Fatuma se soltó como si le quemara.

—No emplees esos trucos conmigo, no soy un triste pundamilia al que se convence con un susurro.

—No estoy utilizando ningún "truco".—Intentó acercarse de nuevo sin éxito.—Sólo digo lo que pienso. Deberías venir con nosotros, hay una casa para ti en Kabilah, lo sabes.

—Qué pinta una ukale entre kibudes.

—Tú no eres una ukale cualquiera, eres descendiente de Mwanga y Amilifu, tu herencia...

—¿Herencia?—Ahora parecía realmente furiosa.—Eso es lo que está mal, la herencia, por eso soy una ukale.

—Olvida eso. En Kabilah todos te recuerdan con cariño.—Su voz sonó especial, aterciopelada, convincente.

—¡Te he dicho que no me hables así!—Se dirigió al fuego y empezó a apartar algo de comida en un cuenco.—Come ya y llévatela, no quiero volver a oír hablar de ese sitio.

Tela entró corriendo y abrazó a su madre. Lloraba.

—Ven aquí, cariño, qué te pasa.

—Los niños... me están llamando kibude. Me insultan.

La abrazó y mientras la consolaba sus ojos se encontraron con los de su hijo. Si no hubiera sido una ukale podría leer el rostro de su hijo y entonces sabría que debajo de su tristeza le estaba reprochado aquél sufrimiento al que sometía a Tela con su obcecación de no acompañarles. Y además sabría que él tenía el firme propósito de llevarse a su hermana pasara lo que pasara.
Pero era una ukale, y los ukale no pueden leer las palabras en la piel.

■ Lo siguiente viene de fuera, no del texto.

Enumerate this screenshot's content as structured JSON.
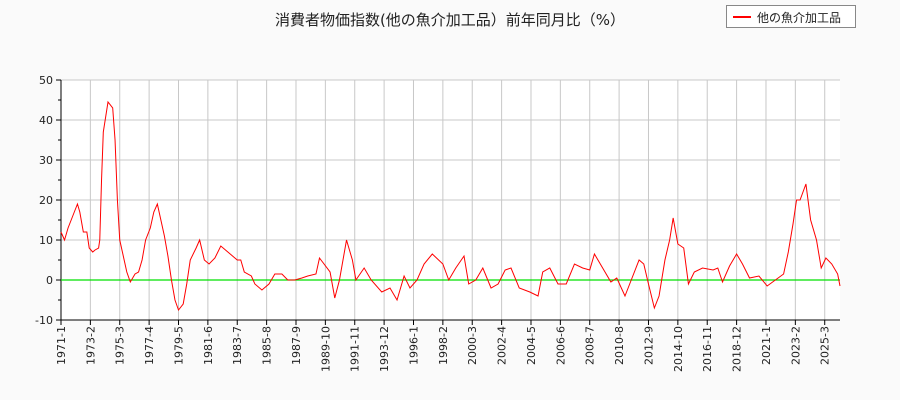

—Debéis partir, será mejor que comáis algo antes.—Dijo apartándose de ellos.

—Tienes razón. Voy a descabalgar al punda para que ramonee algo antes de volver.

Leta esperó a que su hermano saliese de la cabaña para preguntar.

—¿Me voy a ir con él?

—Ya te lo dije. Hoy nos separamos.

La niña no volvió a abrir la boca.

Comieron en silencio, aunque no para Matata. Podía ver el miedo, la expectación y el dolor en Leta. Miedo a lo desconocido, expectación ante lo nuevo y dolor por su madre. Él también debía estar proyectando ese dolor hacia su hermana haciendo sin querer que su sufrimiento fuera mayor. Su madre por su parte intentaba ocultar el suyo, pero eso era imposible.

—Mamá.—Dijo Matata por fín.—¿Por qué no nos acompañas? Estás un par de días con Leta y luego te vuelvo a traer.

—Eso mamá.—La cara de la niña se iluminó de repente.—Acompáñanos.

—No. No quiero alargar esto.—De repente tuvo un momento de lucidez. Miró compasivamente a su hija y le acarició el rostro.—Dentro de unos días me acercaré a ver cómo te va. No nos vamos a dejar de ver nunca, ¿verdad Matata?

—Por supuesto. Seguiremos viéndonos como hasta ahora.

—Venga. Es hora de iros, no quiero que la noche os sorprenda por el camino.